Ten Hag realised he had to discover the best role for De Jong to properly showcase that talent, noting that his quality is how he “makes the forwards perform better”.
“He’s not a goalscorer,” he told Dutch TV after Barcelona deployed him as a ’10’. “He’s the player who supplies the team-mates who give the assists or who score goals from their position.”
Ten Hag has spoken about how he used De Jong in a system with “two number sixes” at Ajax, but he even had outings at centre-back on occasions, something Michael Statham, from Football Oranje, says did not work.
“It was an experiment to try to get them playing on the ball from the back,” he tells BBC Sport. “But De Jong was exposed massively – he is not a centre-back who wins headers and he got beaten for pace on the turn multiple times.

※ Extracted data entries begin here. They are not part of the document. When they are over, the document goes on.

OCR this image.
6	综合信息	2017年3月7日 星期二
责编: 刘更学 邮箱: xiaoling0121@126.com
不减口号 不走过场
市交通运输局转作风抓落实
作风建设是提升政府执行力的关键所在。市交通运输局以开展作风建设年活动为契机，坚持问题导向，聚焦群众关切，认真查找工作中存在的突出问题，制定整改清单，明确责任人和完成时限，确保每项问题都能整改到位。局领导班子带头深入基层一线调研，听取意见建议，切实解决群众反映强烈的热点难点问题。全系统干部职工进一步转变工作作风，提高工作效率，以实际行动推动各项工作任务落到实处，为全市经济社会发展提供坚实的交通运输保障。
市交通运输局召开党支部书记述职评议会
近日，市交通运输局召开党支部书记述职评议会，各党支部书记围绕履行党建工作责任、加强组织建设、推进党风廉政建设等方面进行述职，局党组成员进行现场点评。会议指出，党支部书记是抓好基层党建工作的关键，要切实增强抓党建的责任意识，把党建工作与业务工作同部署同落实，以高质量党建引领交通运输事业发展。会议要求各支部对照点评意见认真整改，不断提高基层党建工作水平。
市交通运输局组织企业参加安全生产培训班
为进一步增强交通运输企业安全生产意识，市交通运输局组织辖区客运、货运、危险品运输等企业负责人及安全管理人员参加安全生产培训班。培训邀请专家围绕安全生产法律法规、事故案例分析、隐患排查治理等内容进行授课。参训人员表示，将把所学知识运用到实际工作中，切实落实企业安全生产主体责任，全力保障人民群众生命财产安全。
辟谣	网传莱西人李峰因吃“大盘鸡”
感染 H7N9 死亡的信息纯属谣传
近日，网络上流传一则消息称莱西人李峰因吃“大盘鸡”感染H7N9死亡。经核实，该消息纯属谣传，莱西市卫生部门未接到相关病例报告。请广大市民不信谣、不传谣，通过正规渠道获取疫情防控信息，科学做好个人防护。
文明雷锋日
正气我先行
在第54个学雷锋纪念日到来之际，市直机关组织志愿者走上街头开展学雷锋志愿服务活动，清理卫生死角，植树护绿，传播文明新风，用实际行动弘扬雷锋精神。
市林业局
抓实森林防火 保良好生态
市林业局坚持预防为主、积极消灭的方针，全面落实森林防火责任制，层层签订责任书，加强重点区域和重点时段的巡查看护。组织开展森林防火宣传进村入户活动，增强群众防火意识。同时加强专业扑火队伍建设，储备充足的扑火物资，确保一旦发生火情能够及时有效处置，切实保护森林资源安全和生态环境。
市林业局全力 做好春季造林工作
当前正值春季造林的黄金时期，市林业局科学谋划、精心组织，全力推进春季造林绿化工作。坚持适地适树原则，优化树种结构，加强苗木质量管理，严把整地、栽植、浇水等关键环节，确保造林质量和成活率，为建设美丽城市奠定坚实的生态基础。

“Ten Hag used him mainly as a defensive midfielder, but that works a little differently at Ajax. He used him as a playmaker from deep.
“As a midfielder, he is brilliant. He played deep when the build-up started, between the two centre-backs to try to get the ball flowing. The goalkeeper would often use him as an outlet.
“Further up the pitch, he would be on the edge of the area, not taking shots, but moving the ball on again, putting players into really neat positions inside the box, switching the play and using the wide areas.”
A statement signing for United?
It was former boss Ronald Koeman – also once De Jong’s national team boss – who seemed to get the best out of his countryman and he still regards the player highly.
Koeman, set to retake the Netherlands job after the World Cup, told Catalan radio this week De Jong was “a great player for Barca”, adding that the player told him he wanted to continue at the club.
Current Dutch boss Louis van Gaal may have encouraged Ajax defender Jurrien Timber away from a move to Manchester United at this stage in his career but has also talked up De Jong’s talent during recent international windows.
“I already knew how important Frenkie is. I don’t need to see that anymore – Frenkie brings extra quality, that’s why he is worth €112m,” said Van Gaal, referencing his value in a recent CIES Football Observatory study.
United will seemingly pay a lot less than that figure – closer to the initial £65m Barcelona bought De Jong for – though the deal will represent a large chunk of Ten Hag’s budget.
De Jong could be a key piece in a sizeable puzzle facing Ten Hag regardless, but the departures of Paul Pogba, Juan Mata and Nemanja Matic this summer have made reinforcing United’s midfield – and adding creativity – a must.
Ten Hag’s pursuit of the midfielder this summer shows how valuable he believes he will be to his United side, and Feehely says witnessing De Jong at his best in Spain was a “low-key masterclass”.
“He’s not a Marco Verratti or a Thiago Alcantara who really catches the eye with the way they control and play the ball,” he adds.
“He is much more understated, he is more of a Xavi-type player, kind of makes the team tick. He is not exceptionally quick or strong, he doesn’t really have a repertoire of making line-breaking passes, but when it comes to regulating the game he is superb.
“He will bring to United some sanity in a pretty chaotic club and pretty chaotic midfield – confidence on the ball, he never shirks taking possession, he will always ask for it, always wants it to feet.
“If he is in a position to have a midfield built around him he can thrive, but he needs absolute faith and seniority in midfield and at Barcelona he doesn’t have that.”
Statham adds: “He can receive the ball from deep and make those transitions in play, drawing players to him to bring that space and bring teams out of their shell.”
“He is always available to take the ball in tight areas, he can wriggle away, win a foul, dribble past players really easily and then play that ball into somebody else who is going to give an assist or a goal.
“He is really special at doing those things, and I don’t think any player in the world can do that better than him.”